L’AECG vise à libéraliser et à faciliter les échanges et les investissements, ainsi qu’à promouvoir une relation économique plus étroite entre l’Union européenne et le Canada (ci-après les «parties»). L’accord a été signé le 30 octobre 2016 et est appliqué à titre provisoire depuis le 21 septembre 2017.

2.2.Le Comité mixte de l’AECG

Le Comité mixte de l’AECG est institué en vertu de l’article 26.1 de l’accord. Le Comité mixte de l’AECG a la responsabilité de toutes les questions concernant le commerce et l’investissement entre les parties ainsi que de la mise en œuvre et de l’application de l’accord. Une partie peut soumettre au Comité mixte de l’AECG toute question liée à la mise en œuvre et à l’interprétation de l’accord ou toute autre question concernant le commerce et l’investissement entre les parties.

Conformément à l’article 26.1.5, point e), de l’accord, le Comité mixte de l’AECG peut adopter des décisions relatives à l’interprétation des dispositions de l’accord, lesquelles lient les tribunaux institués en application de la section F du chapitre Huit (Règlement des différends relatifs aux investissements entre investisseurs et États) et du chapitre Vingt-neuf (Règlement des différends).
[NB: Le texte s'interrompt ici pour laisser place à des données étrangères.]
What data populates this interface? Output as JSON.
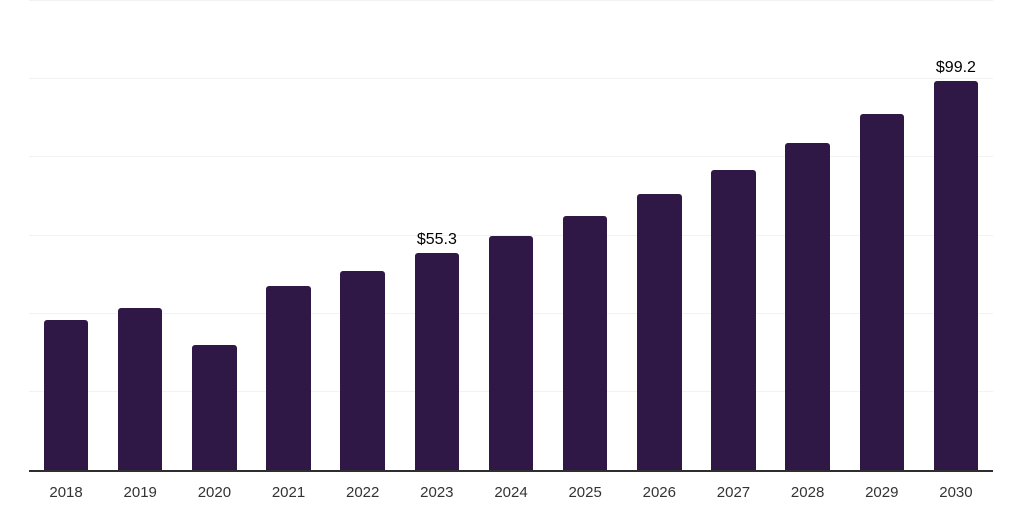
{
  "chart_data": {
    "type": "bar",
    "title": "",
    "xlabel": "",
    "ylabel": "",
    "categories": [
      "2018",
      "2019",
      "2020",
      "2021",
      "2022",
      "2023",
      "2024",
      "2025",
      "2026",
      "2027",
      "2028",
      "2029",
      "2030"
    ],
    "values": [
      38.2,
      41.3,
      31.8,
      47.0,
      50.9,
      55.3,
      59.7,
      64.8,
      70.4,
      76.6,
      83.5,
      90.9,
      99.2
    ],
    "data_labels": [
      "",
      "",
      "",
      "",
      "",
      "$55.3",
      "",
      "",
      "",
      "",
      "",
      "",
      "$99.2"
    ],
    "ylim": [
      0,
      120
    ],
    "grid_step": 20,
    "grid": "horizontal-only",
    "legend_position": "none",
    "y_axis_tick_labels_visible": false,
    "colors": {
      "bar": "#2F1845",
      "gridline": "#F2F2F2",
      "axis_line": "#2E2E2E",
      "tick_label": "#333333",
      "data_label": "#000000",
      "background": "#FFFFFF"
    }
  }
}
Conformément à la règle 10.2 des règles de procédure du Comité mixte de l’AECG et des comités spécialisés 1 , entre les réunions, le Comité mixte de l’AECG peut, si les parties à l’accord le décident par consentement mutuel, adopter des décisions ou des recommandations par procédure écrite. À cet effet, les coprésidents transmettront le texte de la proposition aux membres du Comité mixte de l’AECG conformément à la règle 7, et leur fixeront un délai pour faire connaître leurs éventuelles préoccupations ou les modifications qu’ils souhaitent apporter. Les propositions adoptées seront communiquées conformément à la règle 7 une fois le délai écoulé; elles seront consignées dans le procès-verbal de la réunion suivante.

2.3.Acte envisagé du Comité mixte de l’AECG

Le Comité mixte de l’AECG doit adopter une décision sur l’interprétation de l’article 8.10, de l’annexe 8-A, de l’article 8.9.1, et de l’article 8.39.3, de l’AECG (ci-après l’«acte envisagé»).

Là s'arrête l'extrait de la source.